Local Commentary

Editorial: A WMATA-Falls Church Deal?

The enthusiasm exhibited at Monday’s Falls Church City Council meeting by WMATA’s board chair Jack Evans concerning the potential to collaborate with Falls Church on commercial development at the West Falls Church Metro station needs to be viewed for what it is: A tremendous potential boost to the City’s plans and needs to extract substantially added revenues from its Campus Redevelopment Project there.

All plans by the City and its School Board to plod ahead with its notions of what to do with the City’s 36.5 acres there now needs to be placed on hold while the prospect for fully doubling the size of the land in question needs to be hashed out with WMATA.

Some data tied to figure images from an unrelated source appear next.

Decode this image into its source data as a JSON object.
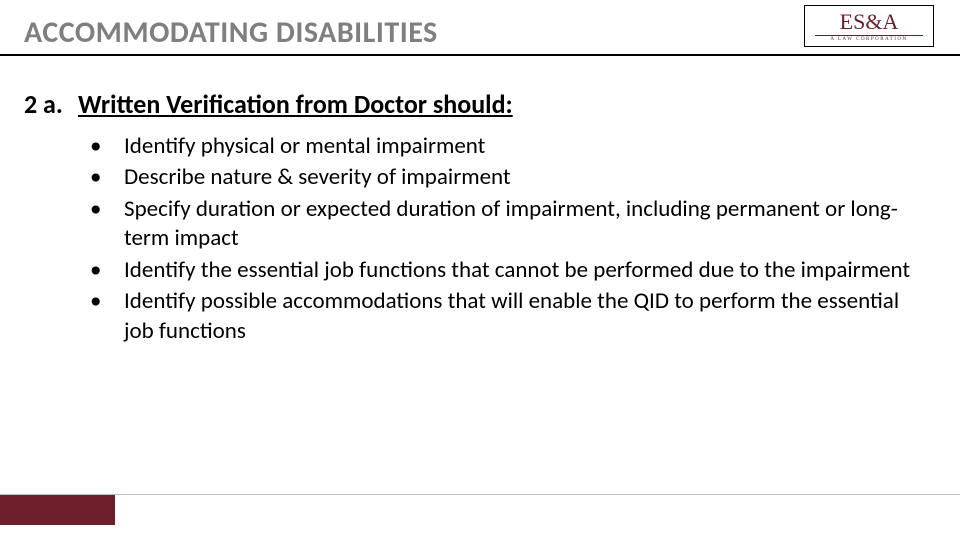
{
  "colors": {
    "title_gray": "#7f7f7f",
    "brand_maroon": "#6b1f2a",
    "footer_gray": "#bfbfbf",
    "text_black": "#000000",
    "background": "#ffffff"
  },
  "typography": {
    "title_size_pt": 30,
    "title_weight": "700",
    "heading_size_pt": 26,
    "heading_weight": "700",
    "bullet_size_pt": 23,
    "font_family": "Calibri"
  },
  "header": {
    "title": "ACCOMMODATING DISABILITIES"
  },
  "logo": {
    "top_text": "ES&A",
    "underline_color": "#6b1f2a",
    "sub_text": "A LAW CORPORATION"
  },
  "section": {
    "number_label": "2 a.",
    "heading": "Written Verification from Doctor should:"
  },
  "bullets": {
    "marker": "•",
    "items": [
      "Identify physical or mental impairment",
      "Describe nature & severity of impairment",
      "Specify duration or expected duration of impairment, including permanent or long-term impact",
      "Identify the essential job functions that cannot be performed due to the impairment",
      "Identify possible accommodations that will enable the QID to perform the essential job functions"
    ]
  },
  "footer": {
    "block_color": "#6b1f2a",
    "line_color": "#bfbfbf"
  }
}
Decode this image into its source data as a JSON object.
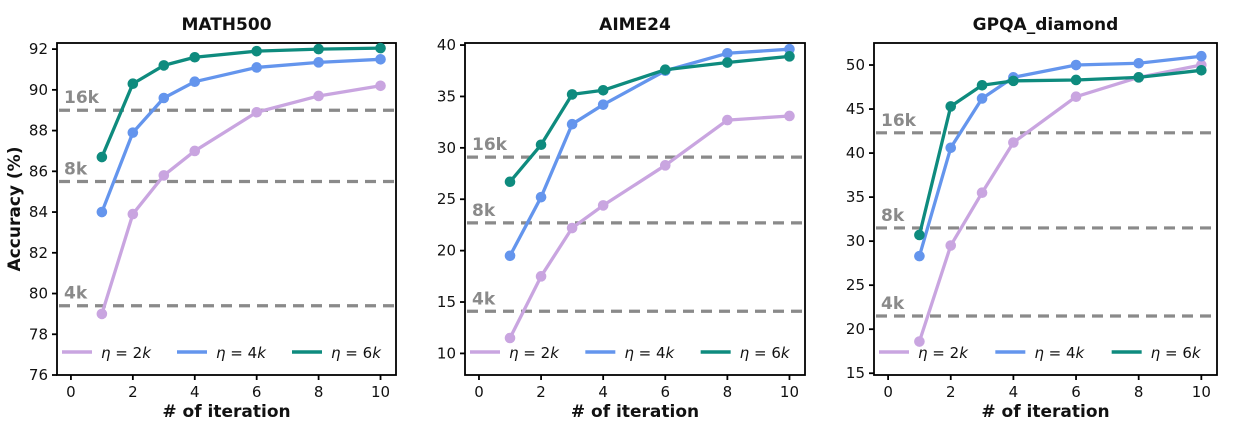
{
  "figure": {
    "background": "#ffffff",
    "axis_color": "#000000",
    "dashed_line_color": "#8a8a8a",
    "dashed_label_color": "#8a8a8a"
  },
  "chart_data": [
    {
      "type": "line",
      "title": "MATH500",
      "xlabel": "# of iteration",
      "ylabel": "Accuracy (%)",
      "x": [
        1,
        2,
        3,
        4,
        6,
        8,
        10
      ],
      "xlim": [
        -0.45,
        10.5
      ],
      "ylim": [
        76,
        92.3
      ],
      "xticks": [
        0,
        2,
        4,
        6,
        8,
        10
      ],
      "yticks": [
        76,
        78,
        80,
        82,
        84,
        86,
        88,
        90,
        92
      ],
      "grid": false,
      "legend_position": "bottom-inside",
      "series": [
        {
          "name": "η = 2k",
          "color": "#C9A5E0",
          "values": [
            79.0,
            83.9,
            85.8,
            87.0,
            88.9,
            89.7,
            90.2
          ]
        },
        {
          "name": "η = 4k",
          "color": "#6495ED",
          "values": [
            84.0,
            87.9,
            89.6,
            90.4,
            91.1,
            91.35,
            91.5
          ]
        },
        {
          "name": "η = 6k",
          "color": "#0E8B7E",
          "values": [
            86.7,
            90.3,
            91.2,
            91.6,
            91.9,
            92.0,
            92.05
          ]
        }
      ],
      "hlines": [
        {
          "label": "4k",
          "y": 79.4
        },
        {
          "label": "8k",
          "y": 85.5
        },
        {
          "label": "16k",
          "y": 89.0
        }
      ]
    },
    {
      "type": "line",
      "title": "AIME24",
      "xlabel": "# of iteration",
      "ylabel": "",
      "x": [
        1,
        2,
        3,
        4,
        6,
        8,
        10
      ],
      "xlim": [
        -0.45,
        10.5
      ],
      "ylim": [
        7.9,
        40.2
      ],
      "xticks": [
        0,
        2,
        4,
        6,
        8,
        10
      ],
      "yticks": [
        10,
        15,
        20,
        25,
        30,
        35,
        40
      ],
      "grid": false,
      "legend_position": "bottom-inside",
      "series": [
        {
          "name": "η = 2k",
          "color": "#C9A5E0",
          "values": [
            11.5,
            17.5,
            22.2,
            24.4,
            28.3,
            32.7,
            33.1
          ]
        },
        {
          "name": "η = 4k",
          "color": "#6495ED",
          "values": [
            19.5,
            25.2,
            32.3,
            34.2,
            37.5,
            39.2,
            39.6
          ]
        },
        {
          "name": "η = 6k",
          "color": "#0E8B7E",
          "values": [
            26.7,
            30.3,
            35.2,
            35.6,
            37.6,
            38.3,
            38.9
          ]
        }
      ],
      "hlines": [
        {
          "label": "4k",
          "y": 14.1
        },
        {
          "label": "8k",
          "y": 22.7
        },
        {
          "label": "16k",
          "y": 29.1
        }
      ]
    },
    {
      "type": "line",
      "title": "GPQA_diamond",
      "xlabel": "# of iteration",
      "ylabel": "",
      "x": [
        1,
        2,
        3,
        4,
        6,
        8,
        10
      ],
      "xlim": [
        -0.45,
        10.5
      ],
      "ylim": [
        14.8,
        52.5
      ],
      "xticks": [
        0,
        2,
        4,
        6,
        8,
        10
      ],
      "yticks": [
        15,
        20,
        25,
        30,
        35,
        40,
        45,
        50
      ],
      "grid": false,
      "legend_position": "bottom-inside",
      "series": [
        {
          "name": "η = 2k",
          "color": "#C9A5E0",
          "values": [
            18.6,
            29.5,
            35.5,
            41.2,
            46.4,
            48.6,
            50.0
          ]
        },
        {
          "name": "η = 4k",
          "color": "#6495ED",
          "values": [
            28.3,
            40.6,
            46.2,
            48.6,
            50.0,
            50.2,
            51.0
          ]
        },
        {
          "name": "η = 6k",
          "color": "#0E8B7E",
          "values": [
            30.7,
            45.3,
            47.7,
            48.2,
            48.3,
            48.6,
            49.4
          ]
        }
      ],
      "hlines": [
        {
          "label": "4k",
          "y": 21.5
        },
        {
          "label": "8k",
          "y": 31.5
        },
        {
          "label": "16k",
          "y": 42.3
        }
      ]
    }
  ]
}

WMATA’s got its own 38 acres right at the site, all used for structured and surface parking. To the extent that Evans and the WMATA board, scrounging around for ways to finance the daunting tasks before the Metrorail system and regretting WMATA’s failure to have gained from the dense commercial development at other stations on its routes, is now thirsting to move on its own development at West Falls Church, it is a prime and timely opportunity for the City and WMATA to sit down and talk.

Once again, we encourage major developers around the region to sit up and take notice, as we’re sure they must be. There could be a heck of a lot of money to be made if the City and WMATA joined forces to extract the highest and best use out of that location, revenues that both Falls Church and WMATA sorely need.

Evans reminded the F.C. City Council that there are over 22 million visitors to the D.C. Metro area every year, and most of them are tourists. A campus including the 38 WMATA acres and 10.5 of the acres of the F.C. Campus Redevelopment Project (the maximum allotted for non-educational uses) could be combined with the City’s educational on the rest of its site (that could include world-class swimming, baseball and performing arts facilities) and would attract families coming to visit D.C.’s many amazing historical attractions. They could set up shop here where costs are lower and security factors are enhanced to readily avail of the entire Metro system for their vacations and other travels.

Dear Falls Church, this is a chance for something really big. The City would gain all the benefits with very little down side since the West Falls Church station is outside the City limits and the City could readily remain insulated from what could go out there.

Roll into this equation enhanced negotiations around the Northern Virginia Graduate Center’s classroom building located right there as well, and the net effect will be that the future for the City will belong to the most creative and fresh-thinking minds among us.

The next step can be a port along the Four Mile Run, for such imaginings can become realities if opportunities that exist now are not squandered.